O inwestycji kontrowersyjnego inwestora z Olechowa powiedziano dużo. Dyskurs polega w dużej mierze na wymianie argumentów czy budynek komuś się podoba albo nie. Dużo jest w tym subiektywności, bo jednemu gięte szkło i kolor elewacji będzie się podobać, drugiemu nie. Dlatego ja nie o tym.

Zgadzam się natomiast z jedną z najczęściej podnoszonych kontrowersji – miasto ulega szantażowi. I jest to o tyle gorsza sytuacja, że sprzedano działkę o wartości takiej, jaką przyjęto za rozsądną przy obowiązywaniu planu miejscowego, który zakładał zabudowę do 25 metrów wysokości. Gdyby od początku było jasne, że w tym miejscu można zbudować 20 pięter, wartość działki byłaby adekwatna do tego faktu. Misztal sprytnie podniesie swoje zyski (spokojnie o kilkanaście procent na jednym metrze, a tych metrów może zbudować na oko 3 razy więcej, ), a miasto potulnie zamilknie. Uważam, że miasto nie powinno zezwalać na stosowanie Lex Developer na miejskich działkach w ciągu 15 lat od sprzedaży terenu – inaczej będzie narażać się na podejrzenia o niegospodarność. Tym gorzej, że teraz Prezydent Miasta może sprzedawać wiele działek bez zgody Rady Miejskiej, a relacje UMŁ i deweloperów już teraz u niektórych wzbudzają podejrzenia. Niestety, takie rozwiązanie nie do końca może być możliwe prawnie – wtedy pozostaje po prostu wyśrubowanie lokalnych standardów urbanistycznych. Niedawno, całkiem po cichu, je złagodzono, zezwalając deweloperom na zapewnienie dużo mniejszej ilości mniejsc parkingowych niż liczba mieszkań.

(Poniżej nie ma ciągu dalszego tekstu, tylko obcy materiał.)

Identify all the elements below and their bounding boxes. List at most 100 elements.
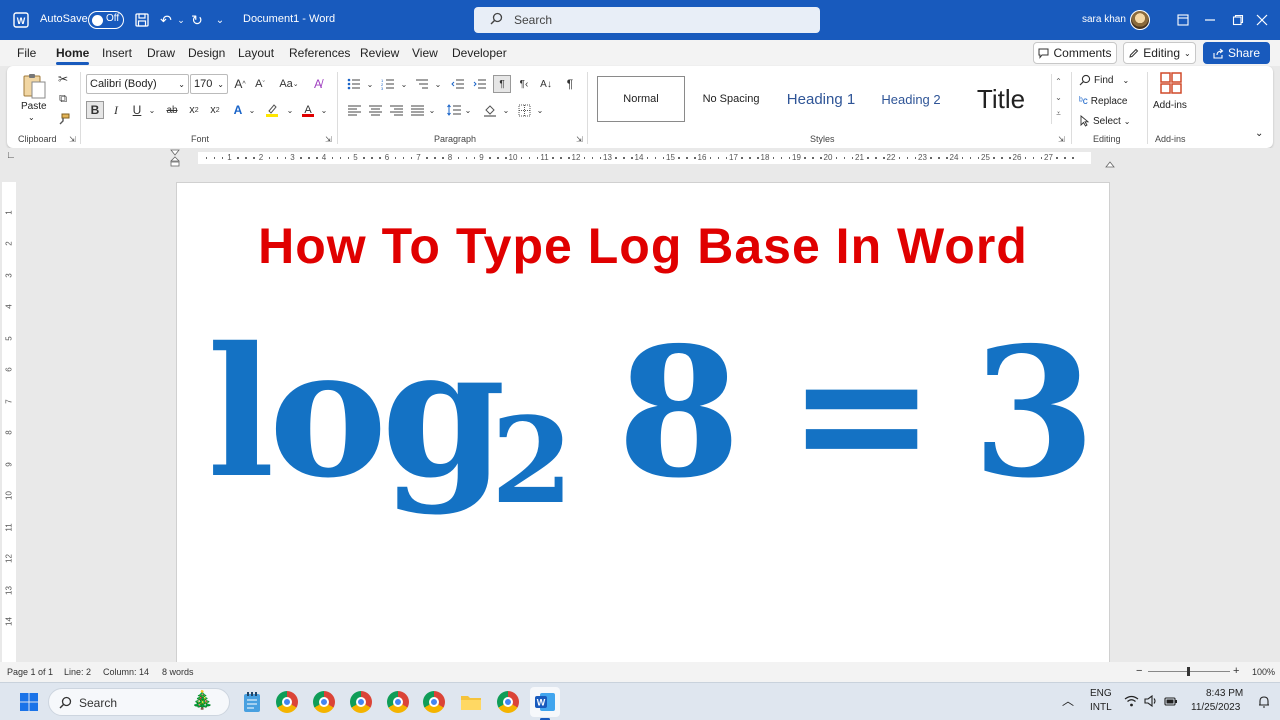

Po drugie, uważam (podobnie jak wielu prawników), że ten projekt nie może być zatwierdzony przez Radę Miejską bez naruszenia prawa. Lex Developer mówi, że projekt musi być zgodny z uchwałą o parku kulturowym – jest to jedna z form ochrony zabytków. Działka znajduje się na terenie parku kulturowego ulicy Piotrkowskiej. Uchwała przewiduje ochronę krajobrazu kulturowego Piotrkowskiej, w tym ochrony osi, ciągów i punktów widokowych (przypomnijmy, unikatowego, dobrze zachowanego zespołu XIX-wiecznej zabudowy wielkomiejskiej) poprzez sporządzenie i uchwalenie planu miejscowego.

Propozycja Misztala, poprzez brak zgodności z obowiązującym MPZP, nie jest zgodna z uchwałą o parku kulturowym, przez co dyskwalifikuje to – w mojej ocenie – możliwość zatwierdzenia jej przez Radę Miejską, pomimo pozytywnej opinii konserwatora.

Spójrzmy więc na samą kompozycję urbanistyczną Piotrkowskiej. Już w PRL-u myślano o kompozycji urbanistycznej, odsuwając wszystkie wieżowce od osi ulicy – jak ZUS, Red Tower czy Manhattan. Ze współczesnych budynków postąpiono tak z Hiltonem.

Wieżowiec Misztala, stojący bezpośrednio w osi ulicy Piotrkowskiej, przez co ten wypracowywany przez dekady ład zaburzy. Spójrzmy tylko na wizualizacje zaprezentowane przez inwestora (źródło: strona UMŁ). Nie wiem jak Wy, ja mam spore zastrzeżenia.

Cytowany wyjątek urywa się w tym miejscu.